The company is reportedly preparing to sell off the landline assets it acquired from Verizon

LOS ANGELES — To those of you in California, Florida or Texas that previously used Verizon for wireline circuits (like ISDN) I have some news that might not be so great: According to lightreading.com, “Following a series of financially disastrous quarters, Frontier is reportedly preparing to sell off the landline assets it acquired from Verizon in 2016.”

Frontier bought the systems in California, Florida and Texas for $10.5 billion less than two years ago, and the company has seen its fortunes steadily decline since then. In 2017, Frontier’s third-quarter revenue dropped to $2.25 billion from $2.3 billion the previous quarter, and from $2.52 billion in Q3 2016. The company lost 405,000 residential customers in the first nine months of last year, leaving it with 4.95 million residential subscribers in total. The number of customer numbers went down to 516,000 at the end of the first three quarters of 2016 to 463,000 by the end of Q3 2017.

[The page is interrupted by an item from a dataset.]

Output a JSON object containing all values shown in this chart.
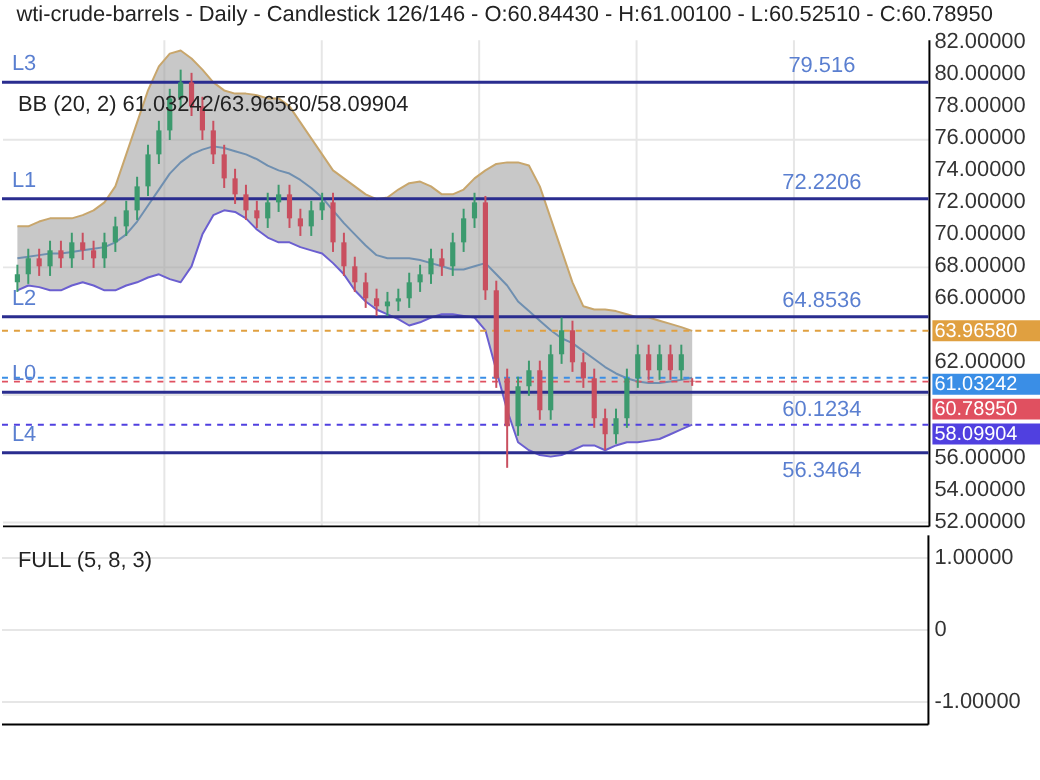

“All of these numbers just go to show how desperate Frontier may be to improve its balance sheet. The company’s stock price rebounded somewhat on news of a potential sell-off…[however] since Frontier bought the Verizon systems, its stock price has cratered, falling from roughly $82 per share to less than $8 as of [Feb. 6]” according to the same article. Frontier is not alone in its trouble making money with wirelines. The US wireline market has been shedding revenue as a whole since about the same time Frontier bought the Verizon systems.